The inventive case studies that make up the second part of Zug’s book examine a variety of historical demagogues who have occupied each of the major branches of national government. He compares seemingly unlikely figures like Samuel Chase and Antonin Scalia, or Franklin Roosevelt and Donald Trump. These cases flesh out our understanding of good and bad demagogues and the ways in which their institutional responsibilities and historic challenges inflect their rhetorical choices. For example, he argues that Rep. Adam Clayton Powell’s “insults, exaggerations, and deliberate provocations” (p. 121) in the House were mostly justified tactics to move a resistant and “oftentimes hostile white audience” (p. 124) to recognize the realities of entrenched racial discrimination.

This book is undoubtedly one of the most sophisticated and nuanced treatments of demagoguery available. Zug’s theoretical framework helps us delineate the features and preconditions of good and bad demagogues and compels us to take seriously leaders’ institutional obligations—how “different jobs require different kinds of speech” (p. 10). His thesis is both hard to refute and urgent: demagoguery is not an oddity or a perversion of American politics but an endemic feature of our republic and one that can potentially invigorate our national discourse and constitutional politics. He treats his subjects with a welcome generosity, concluding, for example, that U.S. Senator Huey Long’s critique of American politics possesses an “underappreciated sophistication” (p. 143).

At the same time, in calling itself Demagogues in American Politics this book promises somewhat more than it delivers. Zug focuses on officeholders at the federal level, yet the universe of American demagogues stretches much wider. We might identify Father Coughlin or Charles Lindbergh as important demagogues and, in more recent years, figures like Alex Jones. Of course, Zug might respond that constitutional officers have unique responsibilities to guide our national conversations—generating rhetoric we can judge through standards arising from their official duties. But if that is the case, why spend an entire chapter considering the status of Daniel Shays, who was not even a soldier at the time of the insurrection that bears his name? Moreover, many state officials take oaths to support the Constitution, an obligation that arguably makes them suitable for inclusion in this project. Zug may have practical or theoretical reasons for not considering these different figures, but he should make the case directly, especially given our fear that in an era of negative partisanship and populism, demagoguery is likely coursing through the republic.

Some readers may also leave this book with lingering questions about what are the core elements of demagoguery. We have a good sense of how the classical and modern conceptions differ and how good demagogues diverge from those who rely “on hope and emotion at the expense of coherent argument” (p. 155). But at different points in the book, the author associates demagoguery with “hyperbole,” “norm-breaking,” and rhetoric that is “personalistic” or “provocative and divisive” (p. 109). Are these all equally constitutive of demagoguery? Do demagogues generally flatter the “unreflective prejudices and desires of the people” (p. 67), or is that only a byproduct of bad leadership? At several points, Zug indicates that demagogues defend their rhetoric as a response to political crises, but can good demagoguery be used for more routine constitutional maintenance?

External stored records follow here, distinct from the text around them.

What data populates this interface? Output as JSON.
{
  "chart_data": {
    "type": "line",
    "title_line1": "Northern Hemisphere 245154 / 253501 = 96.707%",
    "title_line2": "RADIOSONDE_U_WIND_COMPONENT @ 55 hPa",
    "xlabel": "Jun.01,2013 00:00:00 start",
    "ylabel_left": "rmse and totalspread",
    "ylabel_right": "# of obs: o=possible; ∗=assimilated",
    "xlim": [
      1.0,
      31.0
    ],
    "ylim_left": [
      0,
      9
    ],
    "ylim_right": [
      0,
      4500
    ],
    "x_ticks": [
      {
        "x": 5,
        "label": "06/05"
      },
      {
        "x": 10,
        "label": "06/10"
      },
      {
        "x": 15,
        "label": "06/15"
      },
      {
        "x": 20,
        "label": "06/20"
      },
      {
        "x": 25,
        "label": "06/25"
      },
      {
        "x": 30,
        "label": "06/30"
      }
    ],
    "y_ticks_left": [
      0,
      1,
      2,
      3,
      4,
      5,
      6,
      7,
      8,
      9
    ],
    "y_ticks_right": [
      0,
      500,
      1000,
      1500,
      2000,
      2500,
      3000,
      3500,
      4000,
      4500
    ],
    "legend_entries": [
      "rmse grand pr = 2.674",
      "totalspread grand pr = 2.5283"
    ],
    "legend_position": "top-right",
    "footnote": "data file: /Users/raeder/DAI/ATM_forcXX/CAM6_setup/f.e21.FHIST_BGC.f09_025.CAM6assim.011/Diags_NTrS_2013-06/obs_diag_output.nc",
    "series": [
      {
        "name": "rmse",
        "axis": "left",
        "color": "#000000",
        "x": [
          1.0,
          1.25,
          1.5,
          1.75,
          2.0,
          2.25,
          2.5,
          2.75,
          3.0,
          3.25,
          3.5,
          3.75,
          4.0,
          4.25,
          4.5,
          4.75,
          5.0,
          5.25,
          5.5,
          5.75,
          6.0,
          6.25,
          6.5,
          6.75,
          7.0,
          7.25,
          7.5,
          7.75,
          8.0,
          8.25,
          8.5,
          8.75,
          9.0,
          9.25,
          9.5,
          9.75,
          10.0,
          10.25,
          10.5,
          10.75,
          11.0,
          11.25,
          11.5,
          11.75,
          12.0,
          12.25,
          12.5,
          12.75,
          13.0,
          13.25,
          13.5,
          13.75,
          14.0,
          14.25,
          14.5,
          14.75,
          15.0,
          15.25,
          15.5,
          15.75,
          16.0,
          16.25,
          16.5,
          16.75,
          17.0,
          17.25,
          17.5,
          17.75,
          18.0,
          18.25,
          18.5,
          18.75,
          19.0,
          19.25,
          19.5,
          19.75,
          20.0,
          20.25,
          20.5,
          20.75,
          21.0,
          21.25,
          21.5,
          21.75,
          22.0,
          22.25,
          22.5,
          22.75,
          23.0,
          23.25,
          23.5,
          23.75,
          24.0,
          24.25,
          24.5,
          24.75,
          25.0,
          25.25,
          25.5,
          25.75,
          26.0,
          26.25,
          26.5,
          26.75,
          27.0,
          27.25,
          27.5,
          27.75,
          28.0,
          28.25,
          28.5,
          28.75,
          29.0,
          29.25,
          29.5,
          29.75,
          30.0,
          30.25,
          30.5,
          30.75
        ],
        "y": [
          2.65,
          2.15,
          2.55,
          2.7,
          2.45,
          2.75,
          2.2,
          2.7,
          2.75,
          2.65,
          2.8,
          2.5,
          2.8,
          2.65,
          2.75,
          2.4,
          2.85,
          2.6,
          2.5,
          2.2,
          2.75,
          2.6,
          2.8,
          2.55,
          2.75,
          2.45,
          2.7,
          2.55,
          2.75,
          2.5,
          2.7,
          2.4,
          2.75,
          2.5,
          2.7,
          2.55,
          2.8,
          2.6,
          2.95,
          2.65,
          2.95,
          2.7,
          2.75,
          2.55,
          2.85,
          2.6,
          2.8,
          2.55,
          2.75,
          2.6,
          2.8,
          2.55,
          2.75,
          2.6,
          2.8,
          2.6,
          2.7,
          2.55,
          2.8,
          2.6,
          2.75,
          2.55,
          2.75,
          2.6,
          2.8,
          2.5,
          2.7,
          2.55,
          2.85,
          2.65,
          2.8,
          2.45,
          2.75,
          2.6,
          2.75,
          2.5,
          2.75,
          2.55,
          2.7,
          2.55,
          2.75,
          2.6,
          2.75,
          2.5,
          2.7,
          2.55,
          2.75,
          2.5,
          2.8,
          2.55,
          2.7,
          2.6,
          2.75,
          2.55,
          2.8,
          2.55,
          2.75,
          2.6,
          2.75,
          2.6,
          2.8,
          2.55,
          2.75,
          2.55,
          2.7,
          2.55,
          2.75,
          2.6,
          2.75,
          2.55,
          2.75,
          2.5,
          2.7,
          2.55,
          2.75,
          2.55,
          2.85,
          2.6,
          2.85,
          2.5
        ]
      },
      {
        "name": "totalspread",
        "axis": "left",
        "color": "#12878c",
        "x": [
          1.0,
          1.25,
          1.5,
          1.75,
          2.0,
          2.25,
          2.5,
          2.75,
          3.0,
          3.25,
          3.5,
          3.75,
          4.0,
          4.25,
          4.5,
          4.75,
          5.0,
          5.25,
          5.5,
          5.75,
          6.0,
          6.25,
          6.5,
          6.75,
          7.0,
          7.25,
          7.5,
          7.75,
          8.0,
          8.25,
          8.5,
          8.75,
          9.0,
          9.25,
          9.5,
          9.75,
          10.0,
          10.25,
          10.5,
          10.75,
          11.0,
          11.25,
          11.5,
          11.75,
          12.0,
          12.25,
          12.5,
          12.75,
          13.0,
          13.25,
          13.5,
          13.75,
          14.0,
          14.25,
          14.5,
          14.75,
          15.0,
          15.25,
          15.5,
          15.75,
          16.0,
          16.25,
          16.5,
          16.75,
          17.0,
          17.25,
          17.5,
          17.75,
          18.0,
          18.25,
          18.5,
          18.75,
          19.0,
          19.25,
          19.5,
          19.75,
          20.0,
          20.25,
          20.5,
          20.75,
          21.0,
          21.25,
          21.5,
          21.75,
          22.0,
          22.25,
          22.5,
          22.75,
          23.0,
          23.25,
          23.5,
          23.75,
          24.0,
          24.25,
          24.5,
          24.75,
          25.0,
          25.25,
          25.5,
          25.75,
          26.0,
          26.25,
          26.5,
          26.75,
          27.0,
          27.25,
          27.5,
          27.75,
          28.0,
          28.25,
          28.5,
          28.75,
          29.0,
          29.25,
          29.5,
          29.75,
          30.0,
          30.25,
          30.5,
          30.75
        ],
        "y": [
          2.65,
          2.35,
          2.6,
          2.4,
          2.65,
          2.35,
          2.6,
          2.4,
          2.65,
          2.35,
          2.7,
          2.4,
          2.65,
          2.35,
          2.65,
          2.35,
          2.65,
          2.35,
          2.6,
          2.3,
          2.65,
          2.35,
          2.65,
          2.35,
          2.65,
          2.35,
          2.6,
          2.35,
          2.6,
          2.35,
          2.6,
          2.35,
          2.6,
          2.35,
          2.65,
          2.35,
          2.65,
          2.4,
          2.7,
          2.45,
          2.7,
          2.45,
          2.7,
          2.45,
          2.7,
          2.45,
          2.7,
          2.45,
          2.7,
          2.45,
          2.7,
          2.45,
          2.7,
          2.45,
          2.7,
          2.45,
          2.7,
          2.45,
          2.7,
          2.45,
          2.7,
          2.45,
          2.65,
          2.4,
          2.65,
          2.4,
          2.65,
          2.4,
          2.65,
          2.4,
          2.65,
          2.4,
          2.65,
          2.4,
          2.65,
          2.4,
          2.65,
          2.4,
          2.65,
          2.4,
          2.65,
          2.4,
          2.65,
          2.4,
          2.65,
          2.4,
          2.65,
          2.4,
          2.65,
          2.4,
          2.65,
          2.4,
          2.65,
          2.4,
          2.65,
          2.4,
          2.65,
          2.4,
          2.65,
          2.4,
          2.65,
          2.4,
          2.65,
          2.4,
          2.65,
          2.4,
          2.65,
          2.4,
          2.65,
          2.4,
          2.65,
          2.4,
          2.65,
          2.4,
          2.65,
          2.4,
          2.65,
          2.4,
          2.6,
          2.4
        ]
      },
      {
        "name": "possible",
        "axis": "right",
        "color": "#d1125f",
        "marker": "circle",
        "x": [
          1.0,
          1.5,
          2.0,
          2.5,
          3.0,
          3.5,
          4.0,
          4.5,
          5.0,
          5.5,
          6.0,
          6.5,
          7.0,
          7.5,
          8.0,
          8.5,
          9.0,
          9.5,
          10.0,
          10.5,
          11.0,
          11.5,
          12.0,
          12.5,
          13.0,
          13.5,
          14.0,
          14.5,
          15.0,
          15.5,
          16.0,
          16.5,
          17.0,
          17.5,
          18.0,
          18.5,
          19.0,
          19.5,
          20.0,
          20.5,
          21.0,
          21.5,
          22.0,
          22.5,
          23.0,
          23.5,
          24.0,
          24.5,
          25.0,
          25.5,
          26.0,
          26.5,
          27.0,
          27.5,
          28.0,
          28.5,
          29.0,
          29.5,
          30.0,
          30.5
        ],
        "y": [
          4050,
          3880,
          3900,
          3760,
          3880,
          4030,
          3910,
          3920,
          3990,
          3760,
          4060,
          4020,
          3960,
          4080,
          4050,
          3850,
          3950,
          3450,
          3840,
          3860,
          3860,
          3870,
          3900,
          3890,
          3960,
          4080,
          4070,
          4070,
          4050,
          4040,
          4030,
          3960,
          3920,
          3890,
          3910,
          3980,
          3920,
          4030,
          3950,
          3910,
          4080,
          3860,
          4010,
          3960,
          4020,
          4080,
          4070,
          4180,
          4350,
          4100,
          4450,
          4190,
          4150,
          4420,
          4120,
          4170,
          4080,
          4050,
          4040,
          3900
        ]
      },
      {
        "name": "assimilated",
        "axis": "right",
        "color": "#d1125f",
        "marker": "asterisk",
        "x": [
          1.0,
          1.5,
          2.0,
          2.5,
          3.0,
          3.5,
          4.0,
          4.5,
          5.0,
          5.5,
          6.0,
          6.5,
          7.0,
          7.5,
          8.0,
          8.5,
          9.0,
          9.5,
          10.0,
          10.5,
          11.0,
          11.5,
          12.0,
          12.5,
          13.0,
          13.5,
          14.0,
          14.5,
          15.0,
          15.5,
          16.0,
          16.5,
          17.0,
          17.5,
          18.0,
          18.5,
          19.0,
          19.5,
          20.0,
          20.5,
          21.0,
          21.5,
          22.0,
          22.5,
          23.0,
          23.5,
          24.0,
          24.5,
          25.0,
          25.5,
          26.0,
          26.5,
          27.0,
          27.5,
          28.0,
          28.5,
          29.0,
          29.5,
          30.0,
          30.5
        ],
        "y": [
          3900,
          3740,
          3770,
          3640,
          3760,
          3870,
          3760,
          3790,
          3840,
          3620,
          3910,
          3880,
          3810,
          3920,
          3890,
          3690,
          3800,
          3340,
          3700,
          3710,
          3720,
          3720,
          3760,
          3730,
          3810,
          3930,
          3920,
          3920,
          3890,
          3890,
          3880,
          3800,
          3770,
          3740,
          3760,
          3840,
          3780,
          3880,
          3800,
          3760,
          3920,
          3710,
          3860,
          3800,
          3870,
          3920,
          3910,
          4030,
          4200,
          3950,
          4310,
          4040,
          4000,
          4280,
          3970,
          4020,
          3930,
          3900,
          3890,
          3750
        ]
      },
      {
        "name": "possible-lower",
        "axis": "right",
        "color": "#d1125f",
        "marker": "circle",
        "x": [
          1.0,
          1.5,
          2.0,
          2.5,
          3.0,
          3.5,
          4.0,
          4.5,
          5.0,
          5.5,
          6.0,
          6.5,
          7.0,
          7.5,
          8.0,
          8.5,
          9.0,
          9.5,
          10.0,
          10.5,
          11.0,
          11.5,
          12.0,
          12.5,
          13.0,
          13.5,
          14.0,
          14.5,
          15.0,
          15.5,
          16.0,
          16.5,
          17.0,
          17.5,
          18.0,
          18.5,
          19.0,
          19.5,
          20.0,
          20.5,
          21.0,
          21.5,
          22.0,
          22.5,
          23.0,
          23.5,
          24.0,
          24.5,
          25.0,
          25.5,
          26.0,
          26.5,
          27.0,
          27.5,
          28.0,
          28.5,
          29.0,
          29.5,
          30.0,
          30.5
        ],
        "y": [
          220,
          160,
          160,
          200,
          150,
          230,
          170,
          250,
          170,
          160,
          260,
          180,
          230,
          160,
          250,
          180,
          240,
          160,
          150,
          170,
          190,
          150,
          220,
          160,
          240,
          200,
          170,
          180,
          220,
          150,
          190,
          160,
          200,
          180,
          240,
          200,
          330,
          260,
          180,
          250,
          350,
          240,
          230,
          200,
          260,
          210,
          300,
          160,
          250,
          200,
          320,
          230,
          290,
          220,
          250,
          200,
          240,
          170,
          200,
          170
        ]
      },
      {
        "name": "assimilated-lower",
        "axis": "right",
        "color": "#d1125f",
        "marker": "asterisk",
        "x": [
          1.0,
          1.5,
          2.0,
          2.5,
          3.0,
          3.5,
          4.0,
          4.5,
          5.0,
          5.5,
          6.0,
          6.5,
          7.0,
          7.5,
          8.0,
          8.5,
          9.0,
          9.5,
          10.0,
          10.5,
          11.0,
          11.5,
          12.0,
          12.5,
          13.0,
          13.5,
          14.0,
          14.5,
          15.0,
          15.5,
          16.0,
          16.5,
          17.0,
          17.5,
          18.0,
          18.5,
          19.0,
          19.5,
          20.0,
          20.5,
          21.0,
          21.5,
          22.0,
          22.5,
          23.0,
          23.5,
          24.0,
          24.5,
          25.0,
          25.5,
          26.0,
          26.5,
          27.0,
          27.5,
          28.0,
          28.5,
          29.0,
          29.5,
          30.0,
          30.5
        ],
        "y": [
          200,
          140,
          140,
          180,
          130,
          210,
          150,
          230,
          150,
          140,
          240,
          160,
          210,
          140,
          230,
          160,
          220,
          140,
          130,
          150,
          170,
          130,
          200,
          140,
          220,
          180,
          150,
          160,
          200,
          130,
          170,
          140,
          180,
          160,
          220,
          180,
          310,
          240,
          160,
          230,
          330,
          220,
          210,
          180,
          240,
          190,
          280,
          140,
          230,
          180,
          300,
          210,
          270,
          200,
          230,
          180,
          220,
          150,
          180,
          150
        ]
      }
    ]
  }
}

Again, Zug’s interest in exploring the “range of meanings that demagoguery can have” (p. 77) is part of what makes the book so analytically powerful. But this definitional openness raises the question of what unifies the concept across its different manifestations and substantive tensions. There seems to be some irreducible competition, for example, between the imperative that a good demagogue must provide reasonable claims with “empirical evidence and argumentative rigor” (p. 163) and our understanding that part of what distinguishes demagogic power is its capacity for invective, divisiveness, and emotion. Without a more vivid account of what demagoguery is, one wonders whether good demagogues are, to some degree, anti-demagogic.